Why call it a “cold,” anyway, when you’re sick? Is it because of the weather? What if it isn’t cold outside, and you’re hot, sweating, with a fever? What makes that a “cold”? Why not a “hot”?
Such Seinfeldian questions come to mind when you're sick.
You know how it goes: You start sneezing, and you try to blame allergies, even though it's 30 degrees outside. Maybe. One night. (And next day it's 79.)
Then your nose starts running so fast you can't keep up with it, and your brain gets cloudy.
If your brain gets cloudy first, at my age, you're not sure that's a symptom. Maybe you've just got a lot on your mind. Maybe you're out of coffee, too.
Decide you're sick, and the next thing you do is go to the bathroom and dig out the over-the-counter medications you stashed away the last time you got sick and made a drugstore run.
In my drawers, I found some knockoff pseudoephedrine.
My brain was a little cloudy, but I could have sworn that in the past, cold medicine put you to sleep, particularly if you had a screwdriver with it.

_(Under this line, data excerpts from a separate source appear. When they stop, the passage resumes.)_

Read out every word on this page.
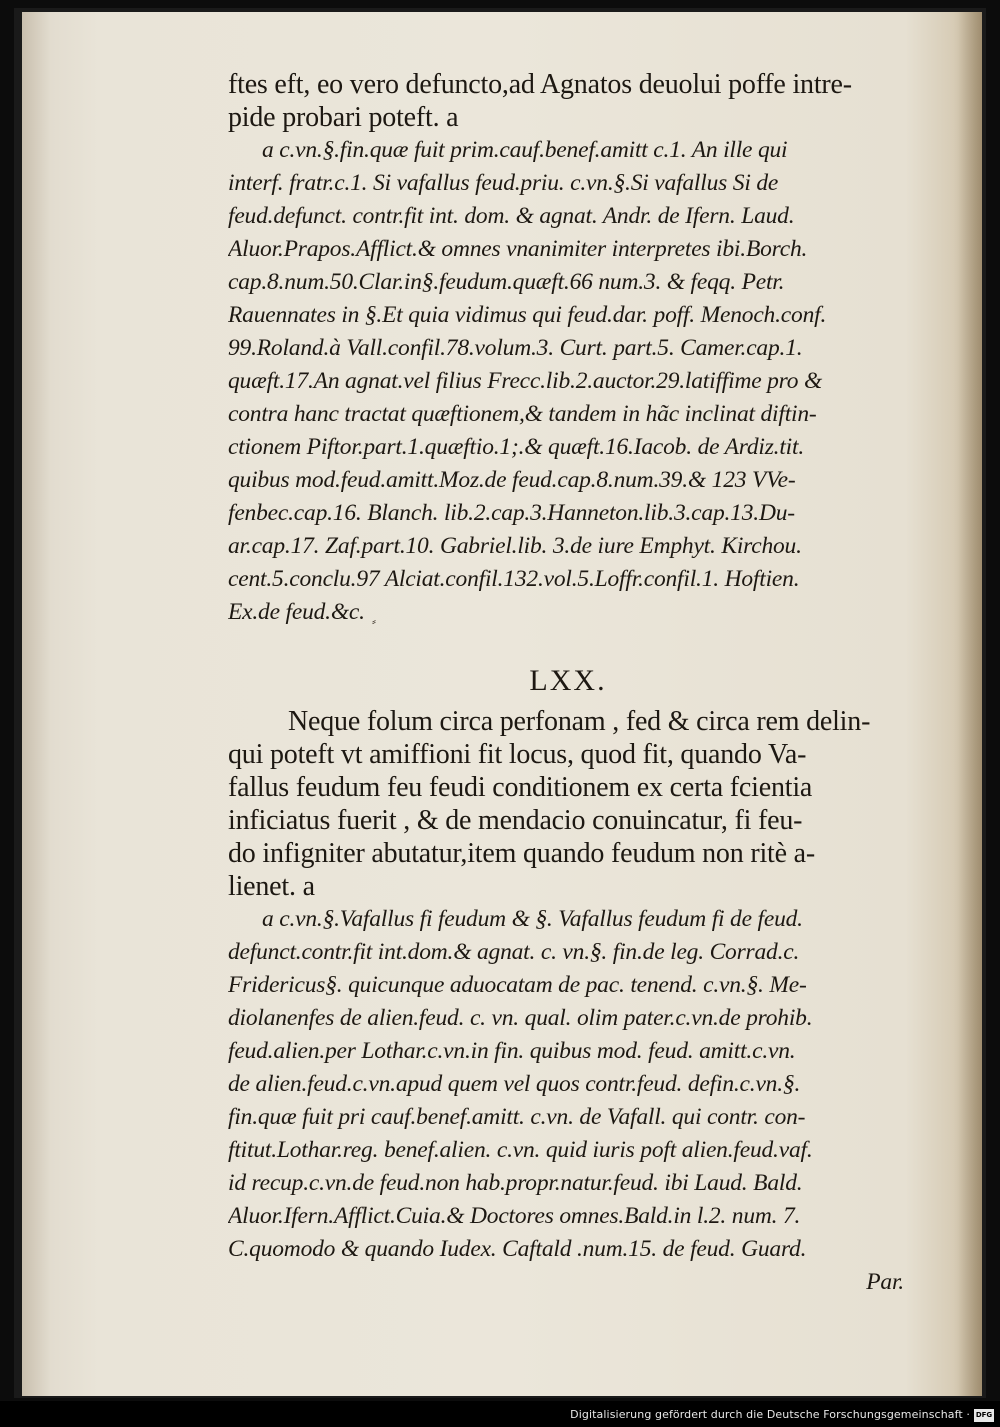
⸗

ftes eft, eo vero defuncto,ad Agnatos deuolui poffe intre-

pide probari poteft. a

a c.vn.§.fin.quæ fuit prim.cauf.benef.amitt c.1. An ille qui

interf. fratr.c.1. Si vafallus feud.priu. c.vn.§.Si vafallus Si de

feud.defunct. contr.fit int. dom. & agnat. Andr. de Ifern. Laud.

Aluor.Prapos.Afflict.& omnes vnanimiter interpretes ibi.Borch.

cap.8.num.50.Clar.in§.feudum.quæft.66 num.3. & feqq. Petr.

Rauennates in §.Et quia vidimus qui feud.dar. poff. Menoch.conf.

99.Roland.à Vall.confil.78.volum.3. Curt. part.5. Camer.cap.1.

quæft.17.An agnat.vel filius Frecc.lib.2.auctor.29.latiffime pro &

contra hanc tractat quæftionem,& tandem in hãc inclinat diftin-

ctionem Piftor.part.1.quæftio.1;.& quæft.16.Iacob. de Ardiz.tit.

quibus mod.feud.amitt.Moz.de feud.cap.8.num.39.& 123 VVe-

fenbec.cap.16. Blanch. lib.2.cap.3.Hanneton.lib.3.cap.13.Du-

ar.cap.17. Zaf.part.10. Gabriel.lib. 3.de iure Emphyt. Kirchou.

cent.5.conclu.97 Alciat.confil.132.vol.5.Loffr.confil.1. Hoftien.

Ex.de feud.&c.

LXX.

Neque folum circa perfonam , fed & circa rem delin-

qui poteft vt amiffioni fit locus, quod fit, quando Va-

fallus feudum feu feudi conditionem ex certa fcientia

inficiatus fuerit , & de mendacio conuincatur, fi feu-

do infigniter abutatur,item quando feudum non ritè a-

lienet. a

a c.vn.§.Vafallus fi feudum & §. Vafallus feudum fi de feud.

defunct.contr.fit int.dom.& agnat. c. vn.§. fin.de leg. Corrad.c.

Fridericus§. quicunque aduocatam de pac. tenend. c.vn.§. Me-

diolanenfes de alien.feud. c. vn. qual. olim pater.c.vn.de prohib.

feud.alien.per Lothar.c.vn.in fin. quibus mod. feud. amitt.c.vn.

de alien.feud.c.vn.apud quem vel quos contr.feud. defin.c.vn.§.

fin.quæ fuit pri cauf.benef.amitt. c.vn. de Vafall. qui contr. con-

ftitut.Lothar.reg. benef.alien. c.vn. quid iuris poft alien.feud.vaf.

id recup.c.vn.de feud.non hab.propr.natur.feud. ibi Laud. Bald.

Aluor.Ifern.Afflict.Cuia.& Doctores omnes.Bald.in l.2. num. 7.

C.quomodo & quando Iudex. Caftald .num.15. de feud. Guard.

Par.

Digitalisierung gefördert durch die Deutsche Forschungsgemeinschaft · DFG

Especially if you drove the screwdriver through your eye.
Turns out it's no wonder they make meth out of this drugstore-cowbody medication, if you use the non-drowsy formula.
You think you're going to pass out and sleep with your sinuses clear, but no. Not at all. Not even close.
No, it's more like you downed a couple of espressos before you went to bed, so that you could lie there with your eyes wide, staring at the ceiling, all night long.
I guess that's why you can't buy this stuff at the drugstore without showing some ID and submitting to a records check, like you're 22 but look 13 at the liquor store, or you're trying to vote.
Whatever happened to the cold medication that warns you not to operate heavy machinery or make life-changing decisions?
Maybe it's time we ignored all these big pharma ads we see on TV during the evening news.
They all sound like this:
"Are you staggering around sucking snot like a zombie in a blizzard? Want to dry your sinuses faster than a cow patty on the summer plains? Then try Paxalode."
Actor testimony: "I shorted out my laptop fainting face down on the keyboard with my nose running like a broken faucet. The boss deducted $800 from my pay to replace my Apple with a Dell. That's why I switched to Paxalode. Now my work takes so long I never fall asleep."
Legal disclaimer: "Paxolode is not intended for children younger than 30 as they may have vivid disturbing daydreams at 3 a.m. Side effects may include petulance, pouting, losing your keys, finding your keys, throwing your keys against the wall and losing them again."